No I don't trust people anymore, and this makes me feel a bit sad really. The last four years have been horrendous. Bullying in two work places, toxic work environments and being witness to others being bullied too. Dealing with my father's dementia and getting no support from agencies including the LA I had worked for, job losses, lies, attack from said father, neighbours who wrote off my car, a DH who is quite controlling even if his heart is in the right place he thinks he knows best all the time, and now dealing with some entity called CV-insights that want to know why I have left previous toxic work place.....

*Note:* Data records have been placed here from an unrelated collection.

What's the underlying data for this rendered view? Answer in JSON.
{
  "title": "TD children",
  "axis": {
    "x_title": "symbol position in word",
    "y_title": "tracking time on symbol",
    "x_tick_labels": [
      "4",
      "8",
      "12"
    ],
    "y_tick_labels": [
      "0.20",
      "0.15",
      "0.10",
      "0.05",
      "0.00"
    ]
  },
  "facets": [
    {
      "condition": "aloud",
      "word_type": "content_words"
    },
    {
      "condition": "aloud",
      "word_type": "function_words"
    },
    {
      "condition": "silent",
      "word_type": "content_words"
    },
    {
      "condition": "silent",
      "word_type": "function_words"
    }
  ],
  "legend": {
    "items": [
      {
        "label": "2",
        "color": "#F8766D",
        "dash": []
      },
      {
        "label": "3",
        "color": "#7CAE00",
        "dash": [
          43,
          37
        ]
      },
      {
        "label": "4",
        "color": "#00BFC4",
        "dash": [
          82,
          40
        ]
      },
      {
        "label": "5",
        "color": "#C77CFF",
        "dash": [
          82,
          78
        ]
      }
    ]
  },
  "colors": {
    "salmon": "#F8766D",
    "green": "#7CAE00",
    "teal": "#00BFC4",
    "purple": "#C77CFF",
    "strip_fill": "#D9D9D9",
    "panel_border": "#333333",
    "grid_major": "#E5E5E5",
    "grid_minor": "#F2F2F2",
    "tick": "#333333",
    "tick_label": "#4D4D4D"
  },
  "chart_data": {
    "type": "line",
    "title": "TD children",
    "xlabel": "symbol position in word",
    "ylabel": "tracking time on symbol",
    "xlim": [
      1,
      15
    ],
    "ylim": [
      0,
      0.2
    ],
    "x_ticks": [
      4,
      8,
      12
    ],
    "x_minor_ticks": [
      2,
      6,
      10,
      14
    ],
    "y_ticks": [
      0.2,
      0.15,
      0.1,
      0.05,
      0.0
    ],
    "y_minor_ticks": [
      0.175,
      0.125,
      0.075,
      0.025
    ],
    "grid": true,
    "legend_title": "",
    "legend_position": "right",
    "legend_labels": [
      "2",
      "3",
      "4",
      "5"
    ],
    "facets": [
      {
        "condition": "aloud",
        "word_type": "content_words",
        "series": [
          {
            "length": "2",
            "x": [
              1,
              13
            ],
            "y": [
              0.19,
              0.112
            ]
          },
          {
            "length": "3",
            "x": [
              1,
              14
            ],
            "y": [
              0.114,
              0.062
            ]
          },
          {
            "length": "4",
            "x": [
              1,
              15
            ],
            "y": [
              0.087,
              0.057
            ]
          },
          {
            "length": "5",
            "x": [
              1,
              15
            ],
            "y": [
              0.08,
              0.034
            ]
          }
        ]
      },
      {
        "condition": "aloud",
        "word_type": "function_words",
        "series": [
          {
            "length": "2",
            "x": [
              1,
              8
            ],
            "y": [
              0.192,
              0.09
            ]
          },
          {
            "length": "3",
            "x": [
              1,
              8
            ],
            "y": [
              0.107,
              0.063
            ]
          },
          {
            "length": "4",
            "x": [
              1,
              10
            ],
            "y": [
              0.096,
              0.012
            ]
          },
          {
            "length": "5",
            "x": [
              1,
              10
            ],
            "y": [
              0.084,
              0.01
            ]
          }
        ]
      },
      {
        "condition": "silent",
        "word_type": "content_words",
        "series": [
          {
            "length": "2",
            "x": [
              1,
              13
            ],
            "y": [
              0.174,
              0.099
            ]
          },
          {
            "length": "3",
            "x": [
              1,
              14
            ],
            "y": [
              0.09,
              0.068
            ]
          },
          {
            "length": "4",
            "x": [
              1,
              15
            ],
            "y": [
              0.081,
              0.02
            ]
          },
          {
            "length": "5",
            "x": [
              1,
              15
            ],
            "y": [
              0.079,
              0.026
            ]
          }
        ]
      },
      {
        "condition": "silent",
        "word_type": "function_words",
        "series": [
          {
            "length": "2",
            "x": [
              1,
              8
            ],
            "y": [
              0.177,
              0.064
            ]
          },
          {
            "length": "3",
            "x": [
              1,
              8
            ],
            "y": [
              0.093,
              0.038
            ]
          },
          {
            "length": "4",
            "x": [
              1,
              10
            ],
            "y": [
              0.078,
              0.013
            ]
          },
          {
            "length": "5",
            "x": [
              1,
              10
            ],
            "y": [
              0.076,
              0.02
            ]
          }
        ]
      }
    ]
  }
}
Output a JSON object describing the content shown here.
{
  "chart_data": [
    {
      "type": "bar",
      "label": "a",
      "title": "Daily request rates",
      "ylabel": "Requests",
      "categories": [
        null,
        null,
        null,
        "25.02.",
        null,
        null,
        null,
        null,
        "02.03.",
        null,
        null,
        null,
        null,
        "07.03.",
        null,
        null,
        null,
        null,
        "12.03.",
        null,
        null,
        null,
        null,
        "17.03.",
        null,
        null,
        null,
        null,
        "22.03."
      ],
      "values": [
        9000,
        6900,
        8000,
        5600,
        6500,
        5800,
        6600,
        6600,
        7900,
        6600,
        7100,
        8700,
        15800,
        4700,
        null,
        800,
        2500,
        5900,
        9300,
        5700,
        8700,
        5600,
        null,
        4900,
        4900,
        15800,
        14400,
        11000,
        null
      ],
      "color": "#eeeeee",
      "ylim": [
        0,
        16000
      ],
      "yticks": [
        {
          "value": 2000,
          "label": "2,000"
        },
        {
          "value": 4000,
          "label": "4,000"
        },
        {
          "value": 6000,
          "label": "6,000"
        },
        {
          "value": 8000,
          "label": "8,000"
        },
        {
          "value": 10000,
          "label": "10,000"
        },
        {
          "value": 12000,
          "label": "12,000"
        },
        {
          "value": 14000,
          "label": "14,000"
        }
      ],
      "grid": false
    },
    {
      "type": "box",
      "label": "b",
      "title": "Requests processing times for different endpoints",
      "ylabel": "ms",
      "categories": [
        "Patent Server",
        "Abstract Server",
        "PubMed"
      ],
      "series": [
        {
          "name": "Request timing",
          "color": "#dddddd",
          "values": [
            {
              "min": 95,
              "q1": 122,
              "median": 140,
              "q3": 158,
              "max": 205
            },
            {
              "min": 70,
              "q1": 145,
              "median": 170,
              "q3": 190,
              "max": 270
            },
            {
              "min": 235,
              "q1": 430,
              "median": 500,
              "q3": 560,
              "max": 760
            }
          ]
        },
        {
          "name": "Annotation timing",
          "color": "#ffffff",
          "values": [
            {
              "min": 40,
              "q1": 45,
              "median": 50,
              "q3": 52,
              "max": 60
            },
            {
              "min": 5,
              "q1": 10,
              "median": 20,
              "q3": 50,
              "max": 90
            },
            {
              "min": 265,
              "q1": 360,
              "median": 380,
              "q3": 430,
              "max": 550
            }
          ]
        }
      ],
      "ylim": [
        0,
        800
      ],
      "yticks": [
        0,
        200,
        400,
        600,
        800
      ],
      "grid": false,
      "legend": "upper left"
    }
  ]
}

I have worked with vulnerable client groups including children in care, and I have witnessed horrific abuse. I have seen the worst, and it has made me very wary of people. Up until four years ago I was friendly, outgoing, concerned, open and optimistic.

295bkq · 07/11/2024 15:50

I agree. You get older, you’ve seen and experienced more bad behaviour. I don’t trust anyone anymore.

DaisyChain505 · 07/11/2024 16:18

I trust people until they give me a reason not to and if they let me down or lie to me etc I try not to take it personally. I try to see it as a reflection of what a low grade bad person they are rather than blaming myself and tell myself I’m thankful I now know who they really are so I can rid them from my life.

Crushed23 · 07/11/2024 16:28

I'm honest to a fault (easy for me to say. I know haha) and I have to remind myself that not everyone is like that and that people quite often lie.